28 ottobre 1922, 18^ marcia su Roma. “Facite ‘a faccia feroce e marciate”.
Il commissario De Martino – personaggio già apprezzato in altri romanzi del “giovanottello” Rossetti – stavolta è costretto a tirar fuori dalla naftalina la sua divisa d’orbace e fingere di credere a quella ricorrenza, al decreto che ha cambiato nome alla sua squadra da Omicidi a Investigativa perché ora, col Regime, in Italia non si registrano più delitti (così dice la MinCulPop) ma- diciamo per fortuna- viene presto investito del caso di una donna, abbigliata da prostituta (callipigia, per altro), ma agghindata in modo costoso, e dalla scomparsa di Tanja, imparentata con re Zog di Albania (e gli albanesi in quell’epoca sono italiani).

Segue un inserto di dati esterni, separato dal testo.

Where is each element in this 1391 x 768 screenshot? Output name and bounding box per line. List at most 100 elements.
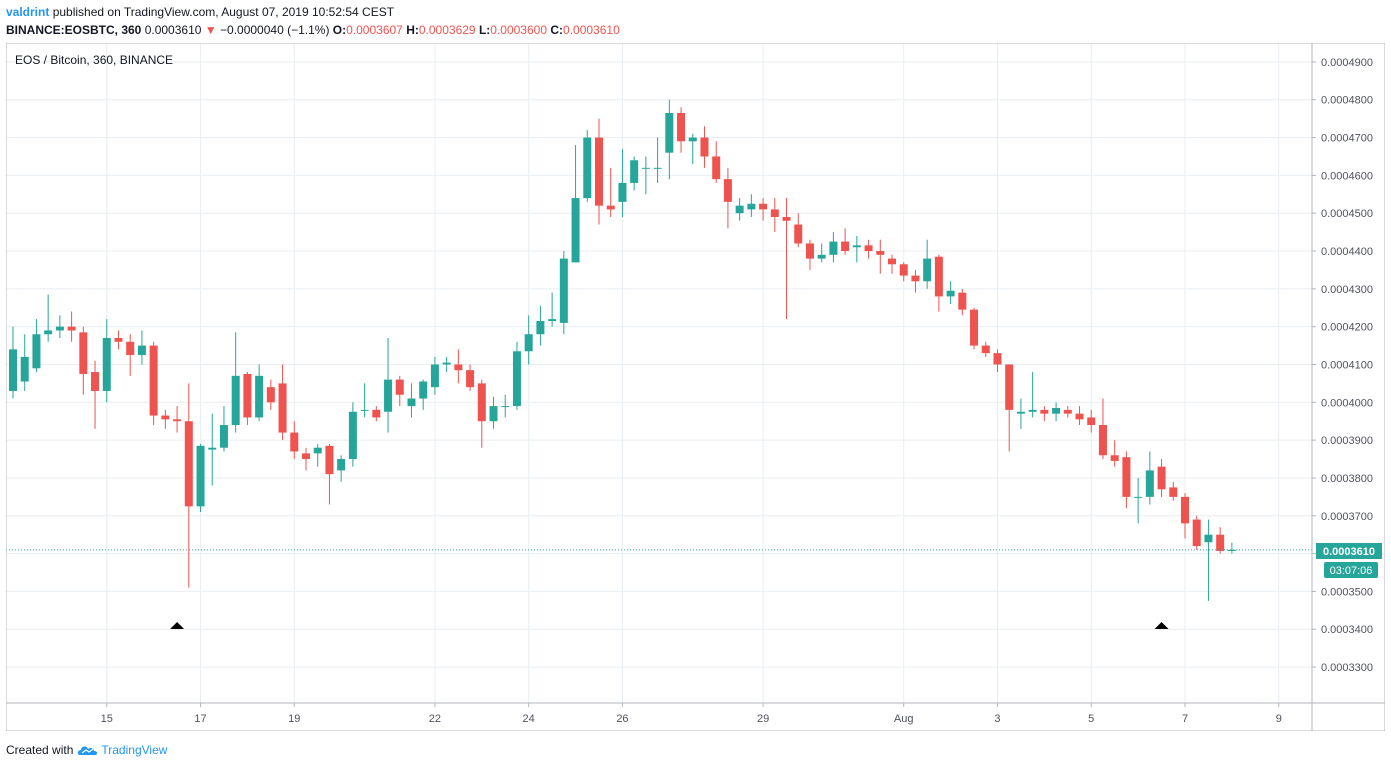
candle xyxy=(44,294,53,342)
candle xyxy=(337,455,346,482)
candle-body xyxy=(266,387,275,403)
candle-body xyxy=(419,381,428,399)
candle-body xyxy=(219,425,228,448)
candle-body xyxy=(137,345,146,356)
candle-body xyxy=(641,167,650,169)
candle xyxy=(653,137,662,183)
candle xyxy=(899,262,908,282)
x-tick-label: 19 xyxy=(288,713,300,725)
candle xyxy=(1028,372,1037,418)
candle-body xyxy=(360,409,369,411)
y-tick-label: 0.0004300 xyxy=(1321,284,1373,296)
y-tick-label: 0.0004800 xyxy=(1321,95,1373,107)
candle-body xyxy=(1075,413,1084,420)
candle xyxy=(618,148,627,217)
candle xyxy=(184,383,193,588)
candle xyxy=(302,447,310,471)
chart-border xyxy=(6,43,1385,731)
candle xyxy=(360,383,369,418)
y-tick-label: 0.0004700 xyxy=(1321,133,1373,145)
candle xyxy=(501,394,510,418)
candle xyxy=(571,145,580,263)
x-tick-label: 9 xyxy=(1276,713,1282,725)
candle-body xyxy=(278,383,287,433)
down-triangle-icon: ▼ xyxy=(204,23,217,37)
candles xyxy=(9,99,1236,601)
candle xyxy=(864,239,873,259)
low-label: L: xyxy=(478,23,491,37)
candle-body xyxy=(1181,496,1189,524)
candle xyxy=(677,107,686,153)
candle xyxy=(102,319,111,403)
y-tick-label: 0.0004000 xyxy=(1321,397,1373,409)
candle-body xyxy=(700,137,709,157)
candle-body xyxy=(782,216,791,221)
candle xyxy=(946,281,955,304)
candle xyxy=(1192,515,1201,550)
candle-body xyxy=(55,326,64,331)
candle xyxy=(161,409,170,429)
candle xyxy=(196,443,205,512)
candle xyxy=(829,232,838,263)
y-tick-label: 0.0003500 xyxy=(1321,586,1373,598)
chart-frame[interactable]: 0.00033000.00034000.00035000.00036000.00… xyxy=(6,43,1385,731)
candle-body xyxy=(102,338,111,391)
candle xyxy=(137,330,146,365)
close-label: C: xyxy=(550,23,564,37)
candle xyxy=(1169,481,1178,501)
candle xyxy=(688,133,697,165)
ohlc-line: BINANCE:EOSBTC, 360 0.0003610 ▼ −0.00000… xyxy=(6,23,620,37)
price-axis[interactable]: 0.00033000.00034000.00035000.00036000.00… xyxy=(1312,57,1373,674)
candle xyxy=(278,364,287,441)
candle-body xyxy=(923,258,932,282)
candle-body xyxy=(384,379,393,412)
candle-body xyxy=(1134,496,1143,498)
candle xyxy=(888,254,896,274)
candle-body xyxy=(1028,409,1037,412)
candle xyxy=(67,311,76,342)
candle xyxy=(9,326,17,399)
open-value: 0.0003607 xyxy=(346,23,403,37)
publish-line: valdrint published on TradingView.com, A… xyxy=(6,5,394,19)
candle xyxy=(1075,406,1084,426)
candle xyxy=(442,356,451,373)
candle-body xyxy=(841,241,850,252)
candle-body xyxy=(911,275,920,282)
published-text: published on TradingView.com, August 07,… xyxy=(52,5,395,19)
markers xyxy=(170,622,1169,629)
candle-body xyxy=(876,251,885,255)
tradingview-brand: TradingView xyxy=(101,743,168,757)
author-link[interactable]: valdrint xyxy=(6,5,50,19)
candle-body xyxy=(1145,470,1154,497)
candle xyxy=(595,118,603,225)
candle xyxy=(1063,406,1072,418)
candle-body xyxy=(184,421,193,507)
candle-body xyxy=(759,203,768,210)
candle xyxy=(266,379,275,410)
candle xyxy=(1216,527,1225,554)
candle xyxy=(395,375,404,407)
candle xyxy=(1204,519,1213,601)
candle xyxy=(32,319,41,373)
high-value: 0.0003629 xyxy=(418,23,476,37)
candle xyxy=(712,141,721,183)
candle-body xyxy=(9,349,17,391)
symbol-label: BINANCE:EOSBTC, 360 xyxy=(6,23,142,37)
candle-body xyxy=(747,203,756,210)
candle-body xyxy=(454,364,463,371)
y-tick-label: 0.0004500 xyxy=(1321,208,1373,220)
candle-body xyxy=(630,160,639,183)
candle-body xyxy=(665,112,674,153)
tradingview-link[interactable]: TradingView xyxy=(77,743,167,757)
candlestick-chart[interactable]: 0.00033000.00034000.00035000.00036000.00… xyxy=(6,43,1385,731)
candle-body xyxy=(67,326,76,331)
x-tick-label: 7 xyxy=(1182,713,1188,725)
candle xyxy=(489,396,498,429)
time-axis[interactable]: 15 17 19 22 24 26 29 Aug 3 5 7 9 xyxy=(101,703,1282,725)
candle xyxy=(454,349,463,384)
candle xyxy=(149,341,158,426)
candle-body xyxy=(255,375,264,418)
candle xyxy=(841,228,850,255)
candle xyxy=(700,126,709,168)
candle-body xyxy=(677,112,686,142)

Diciannovesimo romanzo “giallognolo” per Rossetti (riedizione, questa, a riprova di quanto piaccia questo autore) e secondo appuntamento a Risolto Giallo dove ha portato i suoi 90 anni di smalto, la gentilezza d’autretemps, i personaggi meravigliosi che ha creato, dalla astuta e ciarliera signora Ada, col suo the delle cinque al bar Cucchi (anzi, il karkadè, in omaggio alle colonie), ai membri della squadra che vanno a pranzo a casa, le passeggiate a Como, l’agenzia Stefani che oscura ogni dettaglio non consono al regime e gli eja-eja-alalà e recite a corollario.
Una storia avvincente, storicamente ben contestualizzata, scritta con una punta di ironia inglese ed un’infinita tenerezza per la Milano di allora, descritta così bene da parer vista con gli occhi dei nonni. Lui dice che è l’ultimo romanzo, io non gli voglio credere perché è uno dei miei autori più cari.